This was the headline for Business Daily published on 15th November 2021 and the intro read as follows;
“Safaricom debt rises five times to Sh76bn
Safaricom’s bank borrowings rose to a record Sh76.9 billion in the half-year ended September as the telco raised funds to pay for its Ethiopian licence besides investing in its operations.”
The headline elicited concerns over the financial health of Safaricom, Kenya’s leading company by market capitalization of Ksh1.4 trillion (approximately US$13.3 billion) as of October 2021, according to the Nairobi Securities Exchange data.

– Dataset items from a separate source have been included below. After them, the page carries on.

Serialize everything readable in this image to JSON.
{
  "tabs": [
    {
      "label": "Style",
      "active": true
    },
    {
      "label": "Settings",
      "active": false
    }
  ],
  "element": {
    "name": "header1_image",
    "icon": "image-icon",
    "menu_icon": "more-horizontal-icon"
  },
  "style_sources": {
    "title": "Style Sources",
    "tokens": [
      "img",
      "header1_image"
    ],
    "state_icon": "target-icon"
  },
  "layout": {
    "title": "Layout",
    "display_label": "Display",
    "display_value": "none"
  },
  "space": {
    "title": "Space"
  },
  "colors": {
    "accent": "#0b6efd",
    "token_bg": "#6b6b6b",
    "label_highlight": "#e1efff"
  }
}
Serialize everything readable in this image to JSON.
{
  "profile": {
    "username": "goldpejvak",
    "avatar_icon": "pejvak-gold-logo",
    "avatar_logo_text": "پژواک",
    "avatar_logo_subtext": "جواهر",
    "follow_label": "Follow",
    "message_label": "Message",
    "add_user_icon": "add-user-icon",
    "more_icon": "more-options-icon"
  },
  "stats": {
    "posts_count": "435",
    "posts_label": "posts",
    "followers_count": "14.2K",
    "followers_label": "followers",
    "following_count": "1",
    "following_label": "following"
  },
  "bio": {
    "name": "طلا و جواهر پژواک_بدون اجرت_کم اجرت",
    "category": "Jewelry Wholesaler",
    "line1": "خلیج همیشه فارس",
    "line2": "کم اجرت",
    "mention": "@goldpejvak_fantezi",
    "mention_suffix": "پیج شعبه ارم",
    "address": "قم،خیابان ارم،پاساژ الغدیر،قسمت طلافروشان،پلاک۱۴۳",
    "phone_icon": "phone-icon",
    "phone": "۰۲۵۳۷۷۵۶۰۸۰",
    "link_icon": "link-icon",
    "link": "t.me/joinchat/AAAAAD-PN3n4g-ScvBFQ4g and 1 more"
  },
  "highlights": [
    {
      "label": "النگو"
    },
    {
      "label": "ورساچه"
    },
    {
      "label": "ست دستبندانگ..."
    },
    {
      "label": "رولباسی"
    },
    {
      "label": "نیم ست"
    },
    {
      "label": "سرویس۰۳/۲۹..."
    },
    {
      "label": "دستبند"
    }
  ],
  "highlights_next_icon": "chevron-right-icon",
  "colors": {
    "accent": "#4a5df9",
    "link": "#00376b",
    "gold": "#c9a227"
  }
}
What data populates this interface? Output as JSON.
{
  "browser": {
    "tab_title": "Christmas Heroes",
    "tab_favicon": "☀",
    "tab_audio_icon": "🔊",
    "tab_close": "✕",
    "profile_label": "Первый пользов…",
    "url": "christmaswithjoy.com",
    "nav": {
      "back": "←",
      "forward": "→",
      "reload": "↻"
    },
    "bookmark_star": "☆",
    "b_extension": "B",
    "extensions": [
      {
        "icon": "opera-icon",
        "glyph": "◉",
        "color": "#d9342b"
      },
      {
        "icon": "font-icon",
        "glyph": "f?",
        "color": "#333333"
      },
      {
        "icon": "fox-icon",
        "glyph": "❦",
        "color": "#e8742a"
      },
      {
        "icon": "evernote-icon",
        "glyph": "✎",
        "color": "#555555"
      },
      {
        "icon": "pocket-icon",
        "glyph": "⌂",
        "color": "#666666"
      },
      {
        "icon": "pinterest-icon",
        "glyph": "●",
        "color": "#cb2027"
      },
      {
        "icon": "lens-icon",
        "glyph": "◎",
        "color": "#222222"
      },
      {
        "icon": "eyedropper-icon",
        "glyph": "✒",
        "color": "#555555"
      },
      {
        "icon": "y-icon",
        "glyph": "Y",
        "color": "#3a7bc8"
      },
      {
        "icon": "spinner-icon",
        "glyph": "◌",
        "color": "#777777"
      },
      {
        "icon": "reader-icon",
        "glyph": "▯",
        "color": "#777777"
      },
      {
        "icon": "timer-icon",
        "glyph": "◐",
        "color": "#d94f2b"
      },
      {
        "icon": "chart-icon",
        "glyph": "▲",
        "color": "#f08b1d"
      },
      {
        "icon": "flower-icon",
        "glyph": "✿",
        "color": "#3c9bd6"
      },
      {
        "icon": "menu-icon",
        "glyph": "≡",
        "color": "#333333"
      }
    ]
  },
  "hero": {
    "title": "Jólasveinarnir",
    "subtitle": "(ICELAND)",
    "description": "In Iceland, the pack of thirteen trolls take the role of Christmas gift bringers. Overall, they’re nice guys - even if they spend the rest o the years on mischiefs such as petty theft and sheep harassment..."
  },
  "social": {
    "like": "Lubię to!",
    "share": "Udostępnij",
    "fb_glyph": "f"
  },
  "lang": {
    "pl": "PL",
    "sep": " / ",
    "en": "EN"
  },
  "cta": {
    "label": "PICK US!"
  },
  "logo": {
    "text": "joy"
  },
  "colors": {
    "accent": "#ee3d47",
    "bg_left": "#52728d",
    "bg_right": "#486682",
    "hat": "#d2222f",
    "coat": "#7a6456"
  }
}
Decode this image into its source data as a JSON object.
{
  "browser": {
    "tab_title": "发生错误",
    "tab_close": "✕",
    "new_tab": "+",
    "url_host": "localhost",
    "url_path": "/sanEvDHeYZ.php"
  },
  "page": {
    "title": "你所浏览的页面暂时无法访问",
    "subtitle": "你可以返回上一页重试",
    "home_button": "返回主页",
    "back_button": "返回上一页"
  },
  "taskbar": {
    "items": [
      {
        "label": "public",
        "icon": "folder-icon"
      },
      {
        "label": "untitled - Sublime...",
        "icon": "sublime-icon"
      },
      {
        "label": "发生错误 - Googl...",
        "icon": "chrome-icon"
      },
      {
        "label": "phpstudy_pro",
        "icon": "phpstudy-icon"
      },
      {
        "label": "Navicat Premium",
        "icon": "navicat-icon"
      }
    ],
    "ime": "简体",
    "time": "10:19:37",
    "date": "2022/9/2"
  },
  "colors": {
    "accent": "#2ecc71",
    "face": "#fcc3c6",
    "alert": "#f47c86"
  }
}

An auditor termed the headline as “sensational”. A banker termed the headline as “sensational and lazy journalism”.
According to Marketwatch.com data, Safaricom has a gross margin of 55% meaning that Safaricom derives a profit margin of 54.91% in all its sales. According to Corporatefinanceinstitute.com, a 20% margin is considered high and a 5% margin is low.
A banker noted that considering that Safaricom’s debt to equity ratio is 22.41% (meaning it is using 22.41% of its assets on debt repayments), the headline should have been different to appreciate the company’s healthy financial status.
According to Bankrate.com, the debt-to-equity ratio is the relationship between a company’s total debt and its total equity. The debt-to-equity ratio is a key measure for investors looking to a company’s financial health.
Commenting on the financial results for the six months released on 30th September 2021, Rich.co.ke said that in the context of the reporting period – compared to the similar period last year; “These are resilient even muscular results”.